5. 30pts] Prove or disprove each of the following claims: (a) For all positive integers, n is even if and only if 3n^2 + 8 is even (b) If a and b are rational numbers, then a^2 + b^2> 2ab (c) If n iss an even integer, then n + 1 is odd. (d) Every odd number is the difference of two perfect squares.

See explanation below

Step-by-step explanation:

(a) For all positive integers, n is even if and only if 3n^2 + 8 is even.

If n is even, then it can be written as n = 2k for some k,

⇔ 3n²+8 = 3 (2k) ²+8 ⇔3 (4k²) + 8 ⇔12k² + 8 ⇔ 2 (6k+4) which is even since it has the form 2r.

(b) If a and b are rational numbers, then a^2 + b^2> 2ab

We know that all squares are positive. Even the square of a negative number is positive ((-2) ² = 4).

Therefore, we can say that (a-b) ²≥0

⇒a²-2ab+b² ≥ 0

⇒a² + b² ≥ 2ab

(c) If n is an even integer, then n + 1 is odd.

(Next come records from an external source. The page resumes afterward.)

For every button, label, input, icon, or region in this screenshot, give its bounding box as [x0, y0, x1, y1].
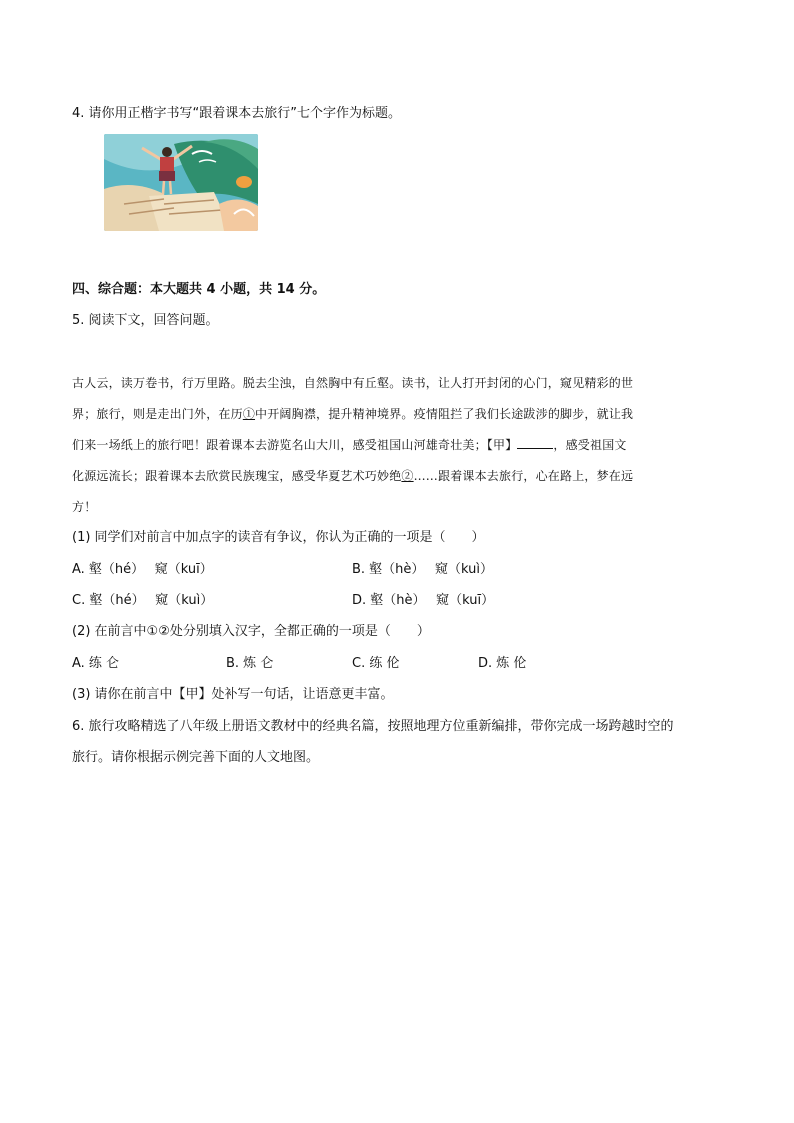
option-1b: B. 壑（hè） 窥（kuì） — [352, 562, 494, 577]
question-4: 4. 请你用正楷字书写“跟着课本去旅行”七个字作为标题。 — [72, 106, 402, 121]
sub-question-2: (2) 在前言中①②处分别填入汉字，全都正确的一项是（ ） — [72, 624, 430, 639]
girl-on-books-illustration — [104, 134, 258, 231]
sub-question-3: (3) 请你在前言中【甲】处补写一句话，让语意更丰富。 — [72, 687, 394, 702]
option-2c: C. 练 伦 — [352, 656, 400, 671]
passage-line-2 — [72, 404, 633, 424]
option-1c: C. 壑（hé） 窥（kuì） — [72, 593, 214, 608]
blank-marker-2: ② — [401, 469, 414, 483]
option-2b: B. 炼 仑 — [226, 656, 274, 671]
question-6-line-1: 6. 旅行攻略精选了八年级上册语文教材中的经典名篇，按照地理方位重新编排，带你完成一场跨越时空的 — [72, 719, 674, 734]
passage-line-2-start: 界；旅行，则是走出门外，在历 — [72, 407, 243, 421]
option-2d: D. 炼 伦 — [478, 656, 527, 671]
option-2a: A. 练 仑 — [72, 656, 120, 671]
option-1d: D. 壑（hè） 窥（kuī） — [352, 593, 495, 608]
sub-question-1: (1) 同学们对前言中加点字的读音有争议，你认为正确的一项是（ ） — [72, 530, 485, 545]
passage-line-2-end: 中开阔胸襟，提升精神境界。疫情阻拦了我们长途跋涉的脚步，就让我 — [255, 407, 634, 421]
passage-line-1: 古人云，读万卷书，行万里路。脱去尘浊，自然胸中有丘壑。读书，让人打开封闭的心门，窥见精彩的世 — [72, 376, 634, 390]
passage-line-4-end: ……跟着课本去旅行，心在路上，梦在远 — [413, 469, 634, 483]
passage-line-4-start: 化源远流长；跟着课本去欣赏民族瑰宝，感受华夏艺术巧妙绝 — [72, 469, 402, 483]
blank-marker-1: ① — [242, 407, 256, 421]
question-6-line-2: 旅行。请你根据示例完善下面的人文地图。 — [72, 750, 320, 765]
passage-line-3-end: ，感受祖国文 — [553, 438, 627, 452]
passage-line-3-start: 们来一场纸上的旅行吧！跟着课本去游览名山大川，感受祖国山河雄奇壮美；【甲】 — [72, 438, 518, 452]
question-5-intro: 5. 阅读下文，回答问题。 — [72, 313, 219, 328]
passage-line-3 — [72, 435, 627, 455]
section-4-heading: 四、综合题：本大题共 4 小题，共 14 分。 — [72, 282, 326, 297]
passage-line-5: 方！ — [72, 500, 97, 514]
passage-line-4 — [72, 466, 633, 486]
option-1a: A. 壑（hé） 窥（kuī） — [72, 562, 213, 577]
blank-jia — [517, 436, 553, 449]
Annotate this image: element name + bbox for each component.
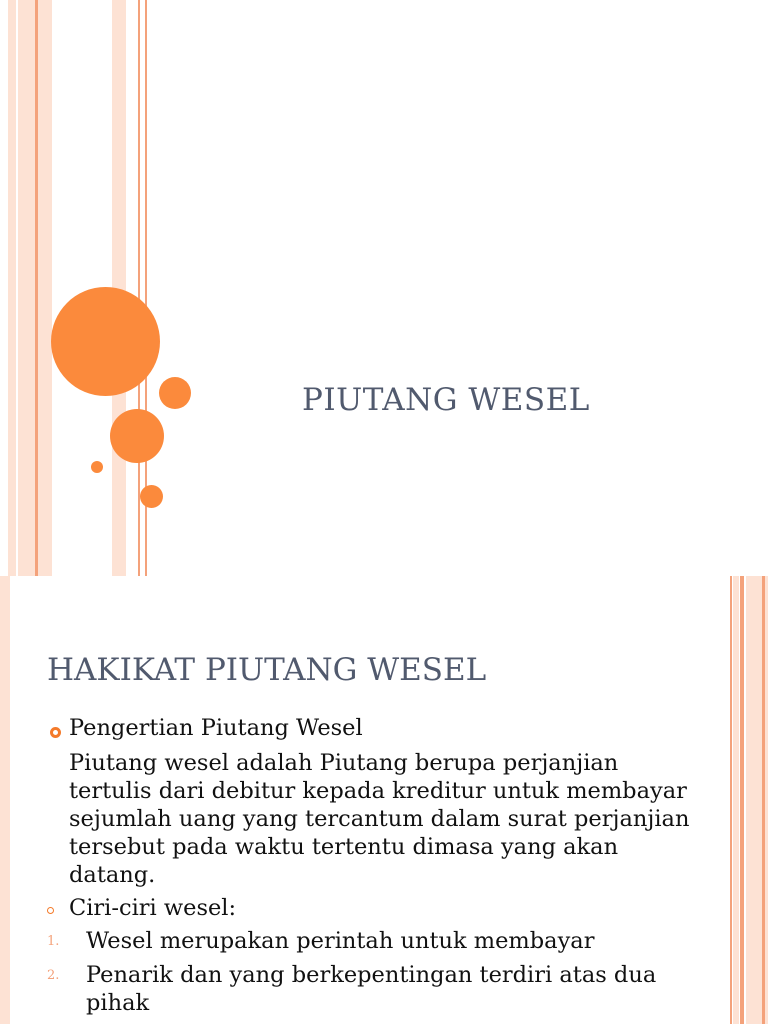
paragraph-line: tertulis dari debitur kepada kreditur untuk membayar [69, 778, 687, 804]
slide-title: PIUTANG WESEL [302, 382, 590, 418]
list-number: 1. [47, 934, 60, 949]
list-item: pihak [86, 990, 150, 1016]
stripe [762, 576, 765, 1024]
bullet-circle-icon [50, 727, 61, 738]
decor-circle-small [159, 377, 191, 409]
decor-circle-tiny [91, 461, 103, 473]
bullet-text: Pengertian Piutang Wesel [69, 715, 363, 741]
list-item: Penarik dan yang berkepentingan terdiri atas dua [86, 962, 657, 988]
bullet-circle-icon [47, 907, 54, 914]
paragraph-line: tersebut pada waktu tertentu dimasa yang akan [69, 834, 619, 860]
stripe [0, 576, 10, 1024]
decor-circle-medium [110, 409, 164, 463]
stripe [138, 0, 140, 576]
list-item: Wesel merupakan perintah untuk membayar [86, 928, 595, 954]
paragraph-line: sejumlah uang yang tercantum dalam surat perjanjian [69, 806, 690, 832]
bullet-text: Ciri-ciri wesel: [69, 895, 237, 921]
paragraph-line: Piutang wesel adalah Piutang berupa perjanjian [69, 750, 619, 776]
stripe [730, 576, 732, 1024]
stripe [8, 0, 16, 576]
stripe [733, 576, 739, 1024]
slide-title: HAKIKAT PIUTANG WESEL [47, 652, 487, 688]
stripe [740, 576, 744, 1024]
content-slide [0, 576, 768, 1024]
list-number: 2. [47, 968, 60, 983]
stripe [35, 0, 38, 576]
decor-circle-large [51, 287, 160, 396]
decor-circle-small [140, 485, 163, 508]
paragraph-line: datang. [69, 862, 156, 888]
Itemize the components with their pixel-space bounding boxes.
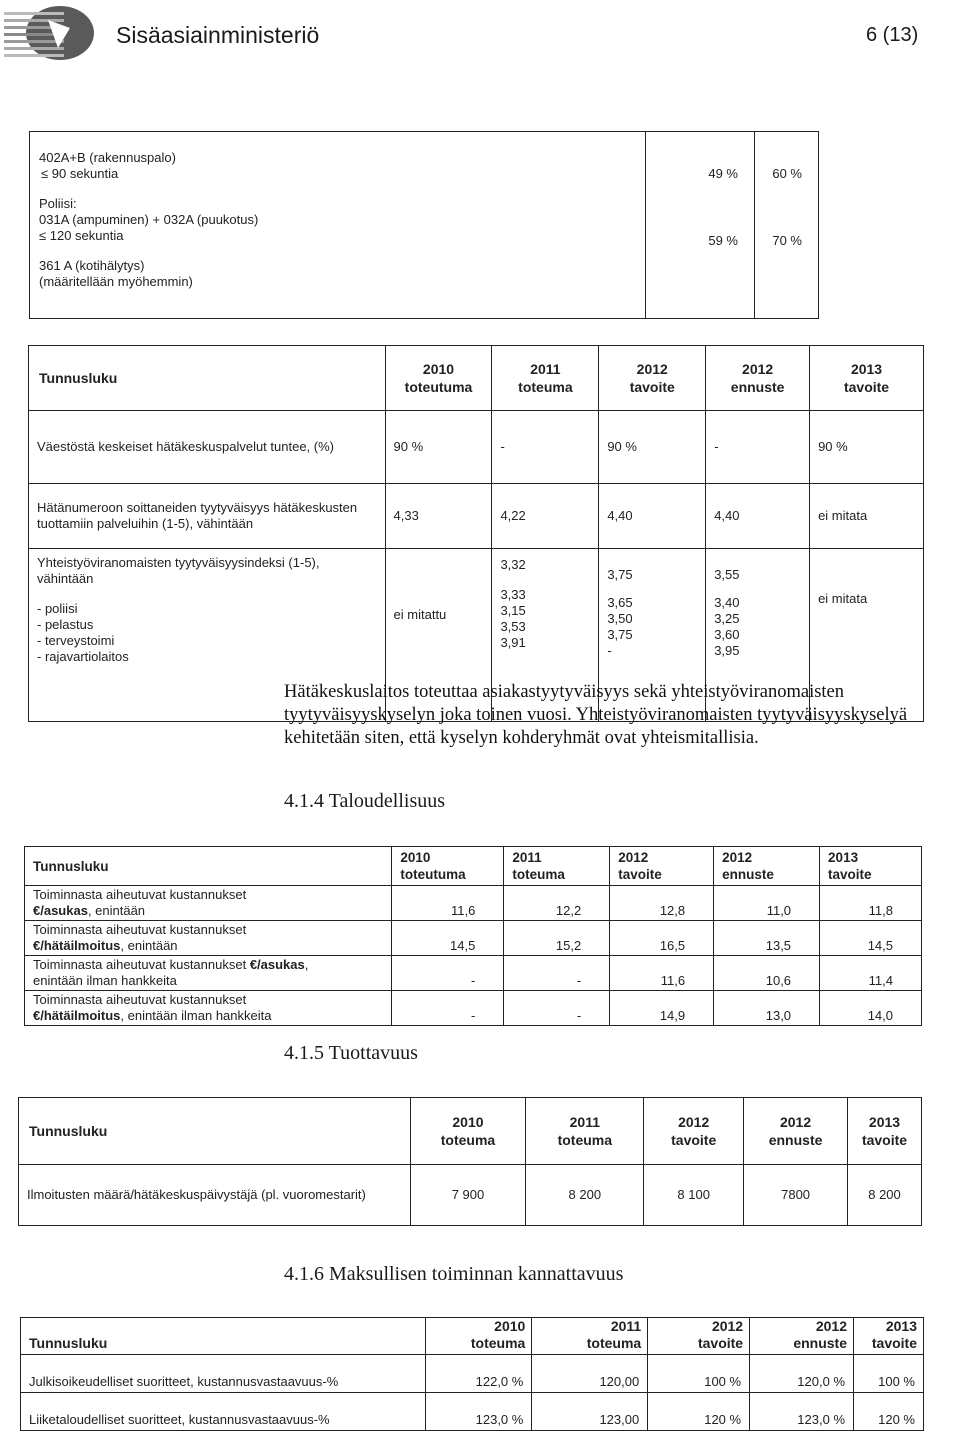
cell-value: 8 100 bbox=[644, 1165, 744, 1226]
table4-header-label: Tunnusluku bbox=[21, 1318, 426, 1355]
cell-value: ei mitata bbox=[810, 484, 924, 549]
table3-header-2013-target: 2013 tavoite bbox=[848, 1098, 922, 1165]
cell-value: 12,2 bbox=[504, 886, 610, 921]
cell-value: 4,22 bbox=[492, 484, 599, 549]
table1-header-2010: 2010 toteutuma bbox=[385, 346, 492, 411]
cell-value: 120 % bbox=[854, 1393, 924, 1431]
cell-value: - bbox=[392, 956, 504, 991]
cell-value: - bbox=[706, 411, 810, 484]
table1-header-2013-target: 2013 tavoite bbox=[810, 346, 924, 411]
top-row-1-value-b: 60 % bbox=[772, 166, 802, 181]
cell-value: - bbox=[392, 991, 504, 1026]
top-row-3-line-1: 361 A (kotihälytys) bbox=[39, 258, 145, 273]
cell-value: 90 % bbox=[810, 411, 924, 484]
cell-value: 100 % bbox=[648, 1355, 750, 1393]
cell-value: 100 % bbox=[854, 1355, 924, 1393]
cell-value: 120,00 bbox=[532, 1355, 648, 1393]
row-label: Toiminnasta aiheutuvat kustannukset €/hätäilmoitus, enintään ilman hankkeita bbox=[25, 991, 392, 1026]
top-row-2-line-3: ≤ 120 sekuntia bbox=[39, 228, 124, 243]
profitability-table bbox=[20, 1317, 924, 1431]
top-row-3-line-2: (määritellään myöhemmin) bbox=[39, 274, 193, 289]
cell-value: 11,4 bbox=[820, 956, 922, 991]
cell-value: ei mitata bbox=[810, 549, 924, 722]
top-row-1-value-a: 49 % bbox=[708, 166, 738, 181]
top-col-a bbox=[646, 132, 755, 319]
cell-value: 3,53 bbox=[500, 619, 526, 634]
row-label: Toiminnasta aiheutuvat kustannukset €/asukas, enintään bbox=[25, 886, 392, 921]
sub-label: - pelastus bbox=[37, 617, 94, 632]
table4-header-2013-target: 2013 tavoite bbox=[854, 1318, 924, 1355]
cell-value: 123,0 % bbox=[426, 1393, 532, 1431]
cell-value: 7 900 bbox=[410, 1165, 526, 1226]
table-row bbox=[21, 1355, 924, 1393]
top-row-3 bbox=[39, 258, 645, 290]
cell-value: 90 % bbox=[599, 411, 706, 484]
cell-value: 3,50 bbox=[607, 611, 633, 626]
cell-value: 3,55 bbox=[714, 567, 740, 582]
section-heading-4-1-6: 4.1.6 Maksullisen toiminnan kannattavuus bbox=[284, 1263, 624, 1285]
cell-value: 13,5 bbox=[714, 921, 820, 956]
top-row-2 bbox=[39, 196, 645, 244]
cell-value: 122,0 % bbox=[426, 1355, 532, 1393]
productivity-table bbox=[18, 1097, 922, 1226]
cell-value: 3,32 bbox=[500, 557, 526, 572]
cell-value: 3,40 bbox=[714, 595, 740, 610]
table1-header-label: Tunnusluku bbox=[29, 346, 386, 411]
cell-value: 120 % bbox=[648, 1393, 750, 1431]
ministry-logo bbox=[0, 2, 104, 68]
table2-header-2013-target: 2013 tavoite bbox=[820, 847, 922, 886]
table-row bbox=[19, 1165, 922, 1226]
cell-value: 123,00 bbox=[532, 1393, 648, 1431]
cell-value: 16,5 bbox=[610, 921, 714, 956]
sub-label-list bbox=[37, 601, 377, 665]
row-label: Hätänumeroon soittaneiden tyytyväisyys hätäkeskusten tuottamiin palveluihin (1-5), vähintään bbox=[29, 484, 386, 549]
table2-header-2011: 2011 toteuma bbox=[504, 847, 610, 886]
table-row bbox=[25, 956, 922, 991]
cell-value: 13,0 bbox=[714, 991, 820, 1026]
cell-value: 4,40 bbox=[599, 484, 706, 549]
table3-header-2012-target: 2012 tavoite bbox=[644, 1098, 744, 1165]
page-number: 6 (13) bbox=[866, 24, 919, 46]
row-label: Väestöstä keskeiset hätäkeskuspalvelut tuntee, (%) bbox=[29, 411, 386, 484]
table4-header-2012-forecast: 2012 ennuste bbox=[750, 1318, 854, 1355]
cell-value: 11,8 bbox=[820, 886, 922, 921]
top-row-1 bbox=[39, 150, 645, 182]
cell-value: 3,60 bbox=[714, 627, 740, 642]
table3-header-2010: 2010 toteuma bbox=[410, 1098, 526, 1165]
top-row-2-line-1: Poliisi: bbox=[39, 196, 77, 211]
table2-header-2012-forecast: 2012 ennuste bbox=[714, 847, 820, 886]
table-row bbox=[25, 921, 922, 956]
sub-label: - poliisi bbox=[37, 601, 78, 616]
cell-value: 14,5 bbox=[392, 921, 504, 956]
cell-value: ei mitattu bbox=[385, 549, 492, 722]
section-heading-4-1-4: 4.1.4 Taloudellisuus bbox=[284, 790, 446, 812]
row-label: Julkisoikeudelliset suoritteet, kustannusvastaavuus-% bbox=[21, 1355, 426, 1393]
row-label: Ilmoitusten määrä/hätäkeskuspäivystäjä (pl. vuoromestarit) bbox=[19, 1165, 411, 1226]
cell-value: 3,75 bbox=[607, 567, 633, 582]
cell-value: - bbox=[504, 991, 610, 1026]
cell-value: 3,75 bbox=[607, 627, 633, 642]
cell-value: 123,0 % bbox=[750, 1393, 854, 1431]
economy-table bbox=[24, 846, 922, 1026]
row-label: Toiminnasta aiheutuvat kustannukset €/asukas, enintään ilman hankkeita bbox=[25, 956, 392, 991]
table-row bbox=[21, 1393, 924, 1431]
table4-header-2012-target: 2012 tavoite bbox=[648, 1318, 750, 1355]
cell-value: - bbox=[504, 956, 610, 991]
table1-header-2012-target: 2012 tavoite bbox=[599, 346, 706, 411]
table3-header-2011: 2011 toteuma bbox=[526, 1098, 644, 1165]
table-row bbox=[29, 411, 924, 484]
cell-value: 90 % bbox=[385, 411, 492, 484]
table-row bbox=[25, 886, 922, 921]
top-row-2-value-a: 59 % bbox=[708, 233, 738, 248]
cell-value: 7800 bbox=[744, 1165, 848, 1226]
table1-header-2012-forecast: 2012 ennuste bbox=[706, 346, 810, 411]
top-table-labels bbox=[30, 132, 646, 319]
cell-value: 11,0 bbox=[714, 886, 820, 921]
cell-value: 14,0 bbox=[820, 991, 922, 1026]
top-col-b bbox=[755, 132, 819, 319]
cell-value: 120,0 % bbox=[750, 1355, 854, 1393]
cell-value: 3,15 bbox=[500, 603, 526, 618]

If n is an even integer, then it can be written as n = 2k

Then, n + 1 would be (2k) + 1 which clearly is odd.

d) Every odd number is the difference of two perfect squares.

Let n = 2k + 1 for some k. Now take k² and (k+1) ².

The difference of these two numbers is

(k+1) ² - k² = k² + 2k + 1 - k² = 2k + 1, which is odd.

Therefore, every odd number is the difference of two perfect squares.